A point Q lies on the perpendicular bisector of an electrical dipole of dipole moment p. If the distance of Q from the dipole is r (much larger than the size of the dipole), then electric field at Q is proportional to

To solve the problem, we need to determine the electric field at a point Q that lies on the perpendicular bisector of an electric dipole with dipole moment \( p \). The distance from the dipole to point Q is \( r \), which is much larger than the size of the dipole. ### Step-by-Step Solution: 1. **Understanding the Dipole**: - An electric dipole consists of two equal and opposite charges separated by a distance \( 2a \). The dipole moment \( p \) is defined as: \[ p = q \cdot d \] where \( q \) is the magnitude of one of the charges and \( d \) is the separation between the charges. 2. **Position of Point Q**: - Point Q is located on the perpendicular bisector of the dipole.
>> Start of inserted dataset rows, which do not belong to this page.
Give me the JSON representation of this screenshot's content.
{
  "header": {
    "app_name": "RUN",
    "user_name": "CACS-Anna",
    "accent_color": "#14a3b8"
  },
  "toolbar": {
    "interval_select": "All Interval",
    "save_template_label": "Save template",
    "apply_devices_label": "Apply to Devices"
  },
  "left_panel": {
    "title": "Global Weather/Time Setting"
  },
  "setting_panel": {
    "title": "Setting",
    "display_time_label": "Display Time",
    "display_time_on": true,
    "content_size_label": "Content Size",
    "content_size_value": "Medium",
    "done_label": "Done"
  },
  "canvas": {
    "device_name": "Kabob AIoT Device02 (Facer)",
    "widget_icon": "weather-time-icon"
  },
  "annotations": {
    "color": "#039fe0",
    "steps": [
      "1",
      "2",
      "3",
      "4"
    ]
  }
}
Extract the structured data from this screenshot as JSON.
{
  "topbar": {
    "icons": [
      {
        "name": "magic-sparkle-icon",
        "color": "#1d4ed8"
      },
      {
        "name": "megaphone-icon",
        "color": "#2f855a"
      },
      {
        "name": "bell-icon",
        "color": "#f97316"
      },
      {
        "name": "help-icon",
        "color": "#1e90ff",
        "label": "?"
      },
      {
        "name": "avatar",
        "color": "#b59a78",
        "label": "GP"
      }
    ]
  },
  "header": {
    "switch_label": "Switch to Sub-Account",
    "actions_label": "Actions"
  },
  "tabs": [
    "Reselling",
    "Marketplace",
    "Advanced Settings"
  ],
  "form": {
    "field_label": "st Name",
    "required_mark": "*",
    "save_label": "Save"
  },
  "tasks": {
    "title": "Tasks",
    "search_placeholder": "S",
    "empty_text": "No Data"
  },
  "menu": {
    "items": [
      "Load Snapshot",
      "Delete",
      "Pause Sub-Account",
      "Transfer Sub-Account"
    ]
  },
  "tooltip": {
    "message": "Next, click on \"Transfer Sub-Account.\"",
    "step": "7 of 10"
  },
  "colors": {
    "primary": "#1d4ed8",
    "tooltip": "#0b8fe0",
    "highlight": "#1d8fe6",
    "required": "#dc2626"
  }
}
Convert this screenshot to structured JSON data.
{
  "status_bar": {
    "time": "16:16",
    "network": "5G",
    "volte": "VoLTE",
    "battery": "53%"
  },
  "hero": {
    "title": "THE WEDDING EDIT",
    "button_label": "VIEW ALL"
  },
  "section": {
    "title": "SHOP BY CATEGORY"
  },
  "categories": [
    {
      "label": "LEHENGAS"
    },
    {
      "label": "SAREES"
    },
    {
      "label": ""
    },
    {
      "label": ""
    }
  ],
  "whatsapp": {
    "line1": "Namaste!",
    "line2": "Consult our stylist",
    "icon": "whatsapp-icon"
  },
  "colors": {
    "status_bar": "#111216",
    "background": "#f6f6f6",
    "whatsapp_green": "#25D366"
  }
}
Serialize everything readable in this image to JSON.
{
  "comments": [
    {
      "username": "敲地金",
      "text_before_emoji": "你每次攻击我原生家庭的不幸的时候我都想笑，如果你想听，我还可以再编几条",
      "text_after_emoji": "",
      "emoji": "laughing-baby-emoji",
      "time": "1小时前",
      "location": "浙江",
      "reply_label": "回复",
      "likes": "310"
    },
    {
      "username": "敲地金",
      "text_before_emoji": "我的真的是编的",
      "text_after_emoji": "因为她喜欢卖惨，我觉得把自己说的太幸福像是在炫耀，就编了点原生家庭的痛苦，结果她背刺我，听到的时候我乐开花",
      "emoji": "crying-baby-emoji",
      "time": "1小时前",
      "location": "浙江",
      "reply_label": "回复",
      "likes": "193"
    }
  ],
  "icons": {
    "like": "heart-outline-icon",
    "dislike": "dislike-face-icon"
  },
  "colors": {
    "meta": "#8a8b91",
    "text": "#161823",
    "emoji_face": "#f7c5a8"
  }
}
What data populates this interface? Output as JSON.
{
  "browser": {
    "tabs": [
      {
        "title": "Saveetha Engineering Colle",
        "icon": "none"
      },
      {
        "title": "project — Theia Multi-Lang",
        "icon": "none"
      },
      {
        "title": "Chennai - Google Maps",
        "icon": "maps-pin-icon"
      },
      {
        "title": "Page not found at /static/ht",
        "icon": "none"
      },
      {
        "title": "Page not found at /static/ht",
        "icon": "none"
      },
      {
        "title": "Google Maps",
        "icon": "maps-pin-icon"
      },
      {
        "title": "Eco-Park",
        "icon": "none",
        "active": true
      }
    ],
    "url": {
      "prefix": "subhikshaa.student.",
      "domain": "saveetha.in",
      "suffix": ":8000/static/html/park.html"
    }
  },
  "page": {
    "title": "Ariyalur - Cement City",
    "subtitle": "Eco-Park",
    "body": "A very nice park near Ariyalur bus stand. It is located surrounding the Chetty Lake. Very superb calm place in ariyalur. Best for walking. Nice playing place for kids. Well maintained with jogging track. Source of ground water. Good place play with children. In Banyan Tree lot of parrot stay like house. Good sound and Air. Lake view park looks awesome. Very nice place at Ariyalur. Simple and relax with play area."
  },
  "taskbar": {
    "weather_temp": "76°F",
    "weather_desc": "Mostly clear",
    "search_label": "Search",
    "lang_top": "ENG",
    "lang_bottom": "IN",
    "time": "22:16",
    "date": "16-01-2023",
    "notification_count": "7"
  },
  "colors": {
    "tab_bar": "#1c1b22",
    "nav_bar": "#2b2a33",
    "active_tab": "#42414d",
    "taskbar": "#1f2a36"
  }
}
This means that it is equidistant from both charges of the dipole. 3. **Distance Consideration**: - Since \( r \) (the distance from the dipole to point Q) is much larger than the size of the dipole, we can consider \( r \) to be the effective distance when calculating the electric field. 4. **Electric Field on the Perpendicular Bisector**: - The electric field \( E \) at a point on the perpendicular bisector of a dipole is given by the formula: \[ E = \frac{1}{4\pi \epsilon_0} \cdot \frac{2p}{r^3} \] - Here, \( \epsilon_0 \) is the permittivity of free space. 5. **Proportionality**: - From the formula, we can see that the electric field \( E \) is directly proportional to the dipole moment \( p \) and inversely proportional to the cube of the distance \( r \): \[ E \propto \frac{p}{r^3} \] 6. **Conclusion**: - Therefore, the electric field at point Q is proportional to the dipole moment \( p \) and inversely proportional to \( r^3 \). ### Final Answer: The electric field at point Q is proportional to \( p \) and \( \frac{1}{r^3} \).